3. Add 5 mm sterilized glass beads into each well.
4. The plate was incubated at 30°C for 2 days at 800 rpm.
5. Add 400 μL of YPD medium containing 100 μg/mL zeocin.
6. Incubate at 20°C for 7 days at 800 rpm to express of CAL-B.
Purification of lipase
Wash buffer: 50 mM HEPES pH 7.0, 20 mM imidazole, 300 mM NaCl, 0.05% Triton X-100
Elution buffer: 50 mM HEPES pH 7.0, 250 mM imidazole, 300 mM NaCl, 0.05% Triton X-100
1. Centrifuge 500 µL of culture medium with expressed lipase at 4000 g for 5 min and decant supernatant.
2. Add 5 µl of 1 M imidazole.
3. Suspend the Ni-NTA Magnetic agarose beads (QIAGEN) by vortexing for 2 s and then
immediately add 50 µL of the suspension of the culture medium.
4. Mix the suspension gently on a shaker for 30 min to 1 h at room temperature. Centrifuge tubes shortly and place the tube on a magnetic separator (QIAGEN) for 1 min and
remove supernatant with a pipet.
5. Remove tube from the magnet, add 500 µl of Wash Buffer, mix the suspension, place
the tube on a magnetic separator for 1 min, and remove Wash Buffer.

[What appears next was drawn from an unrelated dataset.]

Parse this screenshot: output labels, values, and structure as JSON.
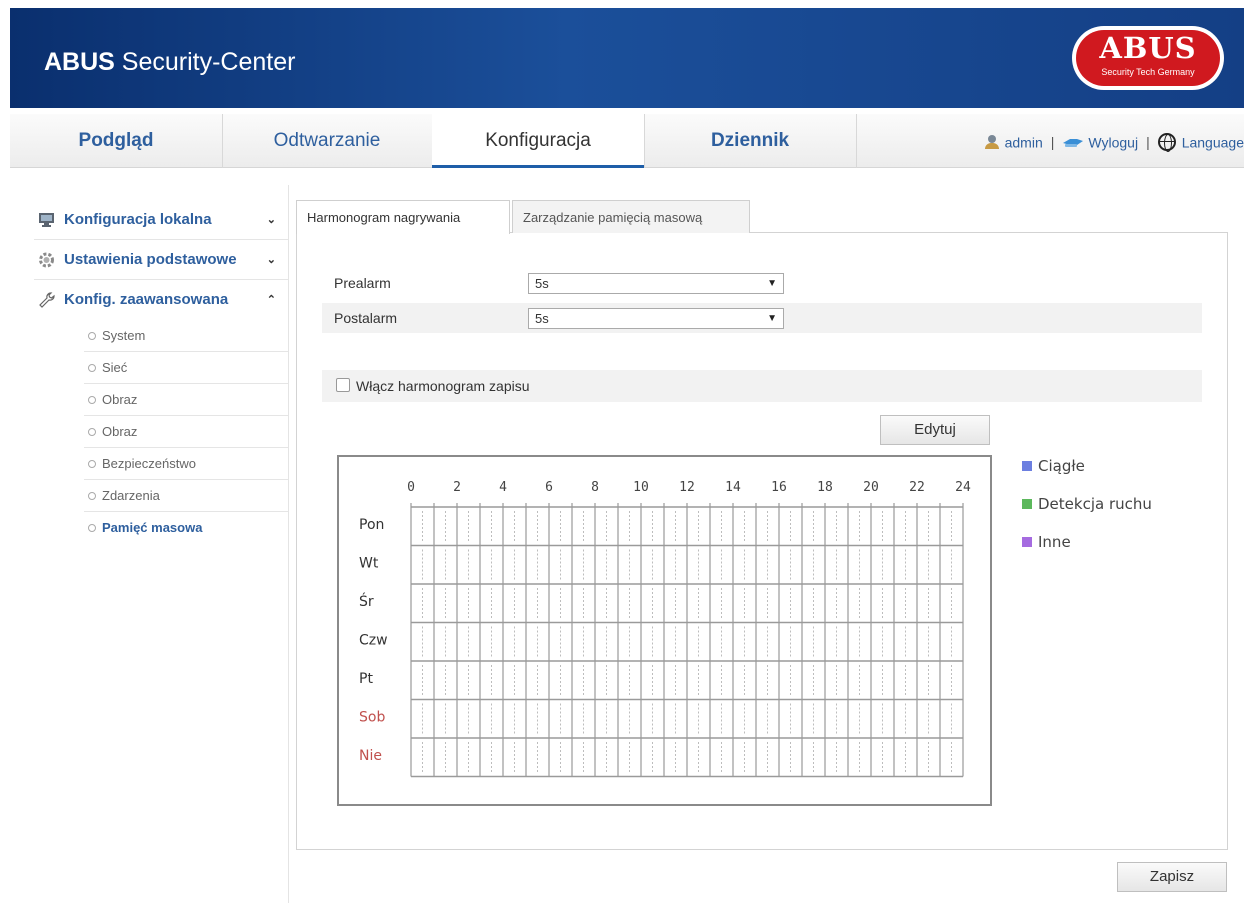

6. Repeat step 5 another 1–2 times.
7. If you use the Ni-NTA beads adsorbing lipase for assay directly, wash them with 200 µl
of buffer or water 1–2 times, as well as step 5. If you recover lipase from the beads, add
100 µl of elution buffer, mix the suspension, incubate the tube for 1 min, place for 1 min
on magnetic separator, and collect the eluate.